The salon lists prices in gray print against a peach ombré background, legible only for those with valedictorian status at their ophthalmologist’s office.

Violation #609
Information Architecture

The ubiquitous e-commerce site has easily squashed both competitors and brick-and-mortars. Still, its IA reads like a disorganized novel.

“Big deal,” some say. They mistake an observational bent for being tightly wound, and suggest I live a little. Others say the personal is political. Those people are my people. They get that it’s not merely inconvenient that my bank’s app is unresponsive to the iPhone’s font size adjuster; it’s evidence of lazy work. Citibank may not care, but I find it matters whether I’m transferring $500.00 vs. $5000.00. I fantasize of one day breaching corporate headquarters to deliver a monologue on accessibility and, in grand dramatic fashion that matters to positively no one, closing my account of 15 years.
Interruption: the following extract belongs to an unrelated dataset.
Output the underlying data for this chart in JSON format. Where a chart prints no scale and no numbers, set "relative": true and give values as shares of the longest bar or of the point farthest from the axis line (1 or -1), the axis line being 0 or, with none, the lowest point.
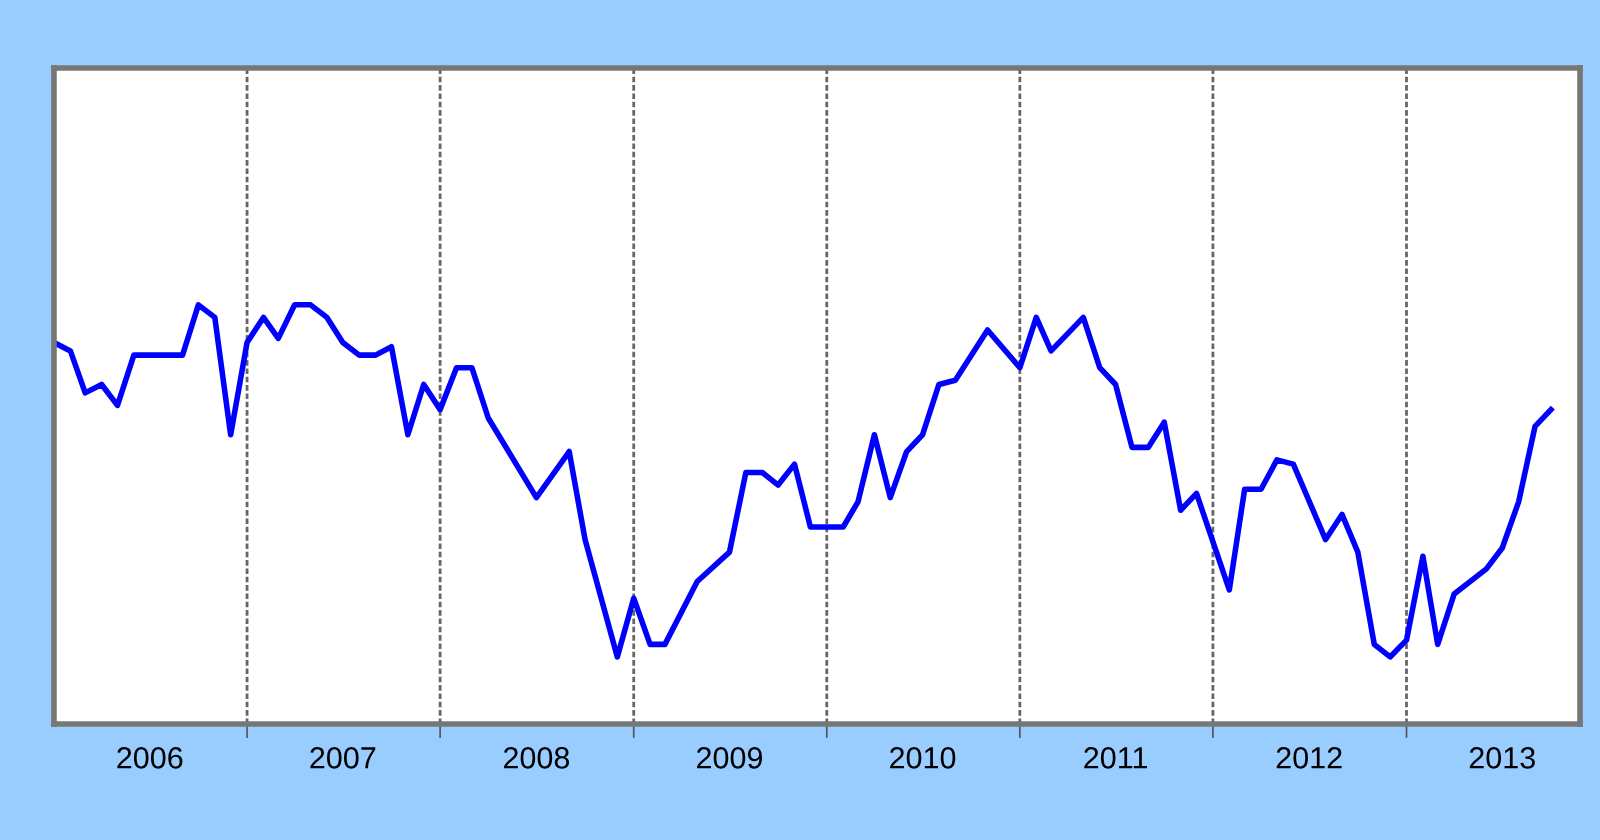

Today I begin researching new banks…and while I’m online, I check the results of a recent COVID test at my local urgent care. StatCare’s app includes no helper text to distinguish Username from ID. Figuring that one of these must be my email address, I try entering it in each field before succumbing to Recover My Login—which sounds like some entity entirely distinct from both Username and ID. Granted entry, I toggle between the Tests tab and Results tab. (Would Results not be, well, Results of Tests performed? And if so, why not eliminate the Tests tab altogether and pare down this madness?)

It turns out I do not have COVID.

Still, my brain is tired. I hit a nearby Starbucks for a tall chai tea, annoyed that grande and venti are Italian whereas tall breaks ranks and renders this a half-brewed theme. Is it deliberate—meant to deny purchasers of talls the fleeting satisfaction of a civilized Italian identity? (Never mind that tall connotes a certain towering in spite of being shortest in Starbucks stature. Who falls for this stuff?) The barista interrupts these musings with earlobe spacers the size of saucers and a cup earmarked for someone sort of like me: Naden.

I wish, sometimes, that I did not pick up on detail.

I’m told I always have, though: the radar for nuance is roasted into me like pumpkin spice into coffee beans. My mother, chief archivist of the arc of me, still bemoans my toddlerhood insistence that we head home for an outfit change should mine incur a grass stain or a drip of ice cream. Detail also drove me to interrogate my little sister if my meticulously staged dollhouse furniture were found disturbed, and to claw my way to early vegetarianism upon spotting the veiny striations speckling chicken.

Perhaps the drive to keep my set of 96 Crayolas sharpened and in factory-issued sequence was a bid to organize a disorganized world. Perhaps I just liked coloring or rainbows. All this notwithstanding, I prefer to chalk the practice up to an affinity for good UX before its time.